Boy and girl meet. Boy and girl decide to wed. Boy (Terence McKay) and girl (Beth Humphrey) decide to marry. Girl calls justice of the peace to arrange for them to seal the deal.
And that’s when what may be a fairy tale romance came to a screeching halt: The justice of the peace was Keith Bardwell who refused to marry the pair because McKay is black and Humphrey is white. Bardwell said his refusal to marry the pair was not due to racism, but because of his concerns for children that the union might provide According to Bardwell, neither group accepts such children.
Boy and girl did marry, but no thanks to Justice Bardwell.
What do you think of the justice of the peace’s decision? Even if we agree with Bardwell, how would we decide who should get married? I take it that this justice of the peace would not have married President Barack Obama’s parents: The president’s mother was S. Ann Dunham, a white woman from the American Midwest, while his father was a black Kenyan, Barack Obama Sr. (Click here to have a look at some of the President’s family tree in pictures.)
The president self-identifies as African American and to most of us probably “looks” black, so I take it that if President Obama showed up at this justice of the peace’s with a woman who was the same color his mother was, the justice of the peace would refuse to perform such a marriage.
But what about Malia and Sasha Obama, the daughters of the President and his wife? Only looking at their recent paternal genealogy, we know that one of their grandparents and two of their great-grandparents were white. What if one or even both of the Dunhams was really “passing” for white?
Hmm, to simplify our thinking, let’s put aside the idea that one or both was really of mixed race. So going ahead with the idea that their paternal great-grandparents were white, would a prohibition against interracial marriage mean that neither girl should marry a white person?

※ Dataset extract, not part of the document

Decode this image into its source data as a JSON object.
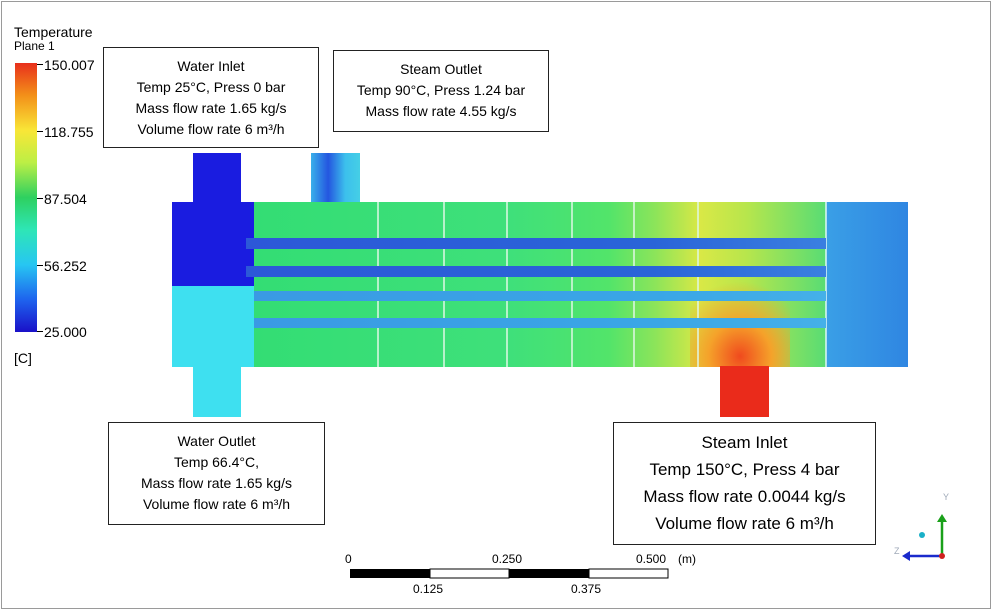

Now factor in their maternal ancestry. The New York Times recently published a family tree of First Lady Michelle Obama. Included among the First Lady’s ancestors are Dolphus T. Shields, Michelle Obama’s great-great grandfather whose mother was an enslaved African. Perhaps that’s not surprising given that Michelle Obama is African American. However, Mr. Shields’ father was white!
And how would the “American Indian” strands of the First Lady’s ancestry that the The York Times mentions factor in to the equation? Exactly how much ”white blood” would the younger Obamas need to have to marry someone white?
Going back to the case of boy and girl being asked to wed elsewhere by the justice of the peace in Louisiana, a look at the video of the groom being interviewed about this dust-up suggests to me that the new husband, McKay, is “mixed”. (Given our tangled ancestries, such terms really should have “recently” as a prefix.) Suppose McKay has white ancestors, how recent would they need to be for his marriage to Humphrey not to be considered interracial and therefore problematic?
President Obama once would have been considered mulatto (of one white and one black parent) —a term formerly employed by the U.S. Census Bureau. In fact, in 1890 the Census Bureau tried to be more specific by adding the terms quadroon (one-fourth black blood) and octoroon (one eight black blood) to mulatto and black.
What ”portion” black are Malia and Sasha? Are you dizzy with the amount of math this way of thinking requires? More dizzying to me is that all of these terms and prohibitions (such as those from the justice of the peace) suggest that we know who is “fully” white or black or whichever race. In the context of trading enslaved Africans, the desire and need to “measure” black blood makes sense, at least economically and politically.
But given that we often don’t have to look very far to find “race mixing” in America, how can we make even attempt to regulate such unions? (Have you heard of Strom Thurmond? Thurmond was the longest serving Senator in U.S. history at the time of his death in 2003. He vehemently opposed Civil Rights but after his death, the daughter he had with a black woman revealed he was her father.)
As you might imagine, the Louisiana case has attracted lots of attention, including a call by the state’s Governor for Bardwell’s removal. Interracial marriage has long controversial, enough so to gain a ruling from the U.S. Supreme Court: In the 1967 Loving v. Virginia case, the Court struck down state laws against interracial marriage. The ruling reads in part: “Under our Constitution, the freedom to marry, or not marry, a person of another race resides with the individual and cannot be infringed by the state." Just as well…unless you have a bright idea of how we could, with great efficiency and clarity, actually define someone’s race. This case and others like it highlight that race is not as clear-cut of a concept as many of us might think. While we often view race as a biological construct, it is a social construct that we constantly struggle to define and make meaning of, often with serious consequences.